Another State of the
Union Address 
has come and gone and there is once again a
sense of excitement in the air. In this year’s address, the President stated,
"I am willing to look at other ideas to bring down costs, including one
that Republicans suggested last year – medical malpractice reform to rein in
frivolous lawsuits."

Is President Obama truly serious this time about
taking another look at medical malpractice reform? CALA has long stated that to
reform healthcare and not look at medical malpractice reform or defensive
medicine is just to completely miss the point. These areas have to be reformed
when tackling the issue of healthcare reform.

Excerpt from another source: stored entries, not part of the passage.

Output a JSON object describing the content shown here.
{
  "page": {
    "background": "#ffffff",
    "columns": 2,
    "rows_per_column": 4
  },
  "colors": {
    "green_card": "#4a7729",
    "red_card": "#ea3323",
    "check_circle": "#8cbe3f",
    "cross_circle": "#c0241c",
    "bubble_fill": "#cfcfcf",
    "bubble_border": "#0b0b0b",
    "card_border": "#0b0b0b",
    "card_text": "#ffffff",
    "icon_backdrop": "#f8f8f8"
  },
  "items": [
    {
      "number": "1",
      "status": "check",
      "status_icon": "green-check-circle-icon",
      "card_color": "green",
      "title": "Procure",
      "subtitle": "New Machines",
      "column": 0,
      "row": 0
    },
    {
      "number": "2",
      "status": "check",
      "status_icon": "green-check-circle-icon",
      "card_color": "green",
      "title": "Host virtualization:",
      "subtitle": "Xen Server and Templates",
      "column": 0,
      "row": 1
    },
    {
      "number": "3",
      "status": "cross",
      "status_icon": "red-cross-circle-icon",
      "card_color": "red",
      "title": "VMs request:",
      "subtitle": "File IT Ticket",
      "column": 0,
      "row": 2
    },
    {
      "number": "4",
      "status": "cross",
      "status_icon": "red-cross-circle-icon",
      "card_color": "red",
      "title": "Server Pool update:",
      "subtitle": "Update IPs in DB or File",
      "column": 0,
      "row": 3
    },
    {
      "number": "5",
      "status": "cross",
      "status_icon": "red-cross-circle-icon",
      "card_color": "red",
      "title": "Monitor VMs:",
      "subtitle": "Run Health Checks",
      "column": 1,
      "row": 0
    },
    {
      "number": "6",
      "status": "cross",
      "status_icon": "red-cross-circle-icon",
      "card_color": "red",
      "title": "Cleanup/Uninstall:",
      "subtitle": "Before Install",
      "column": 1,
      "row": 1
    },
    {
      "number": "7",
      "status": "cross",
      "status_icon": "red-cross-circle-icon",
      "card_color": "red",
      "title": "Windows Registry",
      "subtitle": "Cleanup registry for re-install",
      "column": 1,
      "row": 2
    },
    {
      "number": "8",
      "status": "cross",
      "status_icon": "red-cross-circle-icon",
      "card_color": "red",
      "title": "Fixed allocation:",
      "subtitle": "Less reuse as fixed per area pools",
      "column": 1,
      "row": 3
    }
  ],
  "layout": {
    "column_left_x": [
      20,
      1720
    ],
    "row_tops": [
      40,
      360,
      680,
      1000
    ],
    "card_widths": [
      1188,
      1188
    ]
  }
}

Lo and behold, here comes H.R. 5., the HEALTH Act of 2011. This
bill by Rep. John Gingrey (R-GA) will give the President the opportunity to
back up his words with action. It contains, among many things, a cap of
$250,000 on non-economic damages, which is similar to a reform we have in California
that the trial lawyers cannot stand. H.R. 5 even puts caps on contingency fees
and eliminates punitive damages for products that meet FDA standards.

H.R. 5 will certainly not please the Consumer
Attorneys of California, and could not have come at a worse time for
them. Just when they were contemplating trying to tear down MICRA, California’s landmark medical
malpractice reform law, H.R. 5 will command their attention at the national
level.

The MICRA law in California has kept insurance costs
down, increased access for millions of patients to doctors, nurses
and healthcare workers, and saved the average Californian family hundreds
of dollars on health care.

Only time
will tell whether the President is serious about medical malpractice reform or
not. The reforms you see in H.R. 5 have been proven to work. I know the
President is not crazy about caps, but he would be wise to take a serious
look at how they have worked in California and Texas. If he does, signing H.R.